Wednesday, October 20, 2010

I bend over, digging a hole in the dirt with a pitchfork. I open my mouth, and it comes pouring out, like my head is a teakettle. I don't need my gag anymore to purge. Just put pressure on my stomach with my muscles and it all comes out.
It's a lettuce and cheese sandwich [1 slice cheese, 2 slices white bread, 1 leaf lettuce].
When I turn, the Equus is watching me. He's all white with shining black eyes, and the look in his eyes is so intelligent, so profoundly human, that I expect him to speak. And what would the Equus say? 'Mom, what are you doing?' he'd say. He doesn't know what I'm doing, but he can feel my anxiety, the panic. He can feel something is wrong.
I bend over again, his eyes shining, and stand, raking dirt over the hole.
I clear my throat and start singing a lullaby to him, trying to think through dizziness. My voice isn't as nice as it used to be. I got compliments on my singing voice all the time. People urged me to sing professionally. Throwing up almost every day for the past six months has ruined that, though. It's cracky, not as strong, and the high notes are wavering.
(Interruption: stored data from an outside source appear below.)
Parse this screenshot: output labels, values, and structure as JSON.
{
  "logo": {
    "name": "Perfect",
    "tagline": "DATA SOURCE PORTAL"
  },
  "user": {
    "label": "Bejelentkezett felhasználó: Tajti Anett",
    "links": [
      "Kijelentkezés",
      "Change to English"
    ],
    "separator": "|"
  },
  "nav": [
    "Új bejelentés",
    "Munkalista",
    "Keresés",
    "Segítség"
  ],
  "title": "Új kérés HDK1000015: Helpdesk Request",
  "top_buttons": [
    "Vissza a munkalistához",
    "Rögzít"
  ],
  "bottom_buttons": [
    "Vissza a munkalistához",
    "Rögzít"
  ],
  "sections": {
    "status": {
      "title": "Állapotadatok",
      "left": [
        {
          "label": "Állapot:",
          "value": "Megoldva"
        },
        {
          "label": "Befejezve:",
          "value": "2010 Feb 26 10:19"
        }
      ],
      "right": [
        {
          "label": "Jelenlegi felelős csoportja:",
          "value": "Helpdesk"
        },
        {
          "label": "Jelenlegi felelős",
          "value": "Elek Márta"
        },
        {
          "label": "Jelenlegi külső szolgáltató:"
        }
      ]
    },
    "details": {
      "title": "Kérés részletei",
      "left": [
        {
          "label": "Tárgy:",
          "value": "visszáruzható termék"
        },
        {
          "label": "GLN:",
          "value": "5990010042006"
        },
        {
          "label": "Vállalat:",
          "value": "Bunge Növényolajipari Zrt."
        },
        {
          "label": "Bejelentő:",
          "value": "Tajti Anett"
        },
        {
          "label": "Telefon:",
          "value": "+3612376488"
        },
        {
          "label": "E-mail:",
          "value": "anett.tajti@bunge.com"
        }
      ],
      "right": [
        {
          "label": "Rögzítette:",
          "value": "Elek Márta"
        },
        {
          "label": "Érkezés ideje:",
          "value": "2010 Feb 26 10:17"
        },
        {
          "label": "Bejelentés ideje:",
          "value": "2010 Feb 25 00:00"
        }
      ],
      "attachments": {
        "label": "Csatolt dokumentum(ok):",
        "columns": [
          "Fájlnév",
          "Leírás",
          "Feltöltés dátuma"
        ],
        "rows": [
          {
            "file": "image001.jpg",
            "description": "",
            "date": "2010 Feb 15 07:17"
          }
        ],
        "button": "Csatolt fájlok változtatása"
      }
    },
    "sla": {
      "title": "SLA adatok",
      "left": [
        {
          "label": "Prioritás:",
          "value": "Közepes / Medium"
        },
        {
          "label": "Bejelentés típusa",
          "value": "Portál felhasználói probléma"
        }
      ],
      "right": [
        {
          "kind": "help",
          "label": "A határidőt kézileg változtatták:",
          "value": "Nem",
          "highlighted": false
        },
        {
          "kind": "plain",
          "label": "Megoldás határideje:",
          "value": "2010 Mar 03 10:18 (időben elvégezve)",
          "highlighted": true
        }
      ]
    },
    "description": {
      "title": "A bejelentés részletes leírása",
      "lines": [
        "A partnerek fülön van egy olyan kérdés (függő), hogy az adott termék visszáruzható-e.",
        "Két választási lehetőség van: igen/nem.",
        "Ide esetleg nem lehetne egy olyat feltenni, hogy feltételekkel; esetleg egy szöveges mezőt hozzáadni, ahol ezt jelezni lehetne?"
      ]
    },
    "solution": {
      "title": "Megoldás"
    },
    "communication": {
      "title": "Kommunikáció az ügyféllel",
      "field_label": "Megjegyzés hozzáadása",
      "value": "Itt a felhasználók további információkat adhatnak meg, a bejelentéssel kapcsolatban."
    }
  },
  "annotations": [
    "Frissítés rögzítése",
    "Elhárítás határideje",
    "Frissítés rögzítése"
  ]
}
But he doesn't mind because I make my voice as sweet as possible, patting his shoulder, rubbing the slightly concave spot between his eyes. And he blinks, snowy eyelashes over dark orbs, and he lowers his head and nudges my belly. I walk away, to the other side of the paddock, and he follows, forgetting the feelings he felt from me a few moments ago. A song, a pat, and little carrot bits from my pocket fix it all.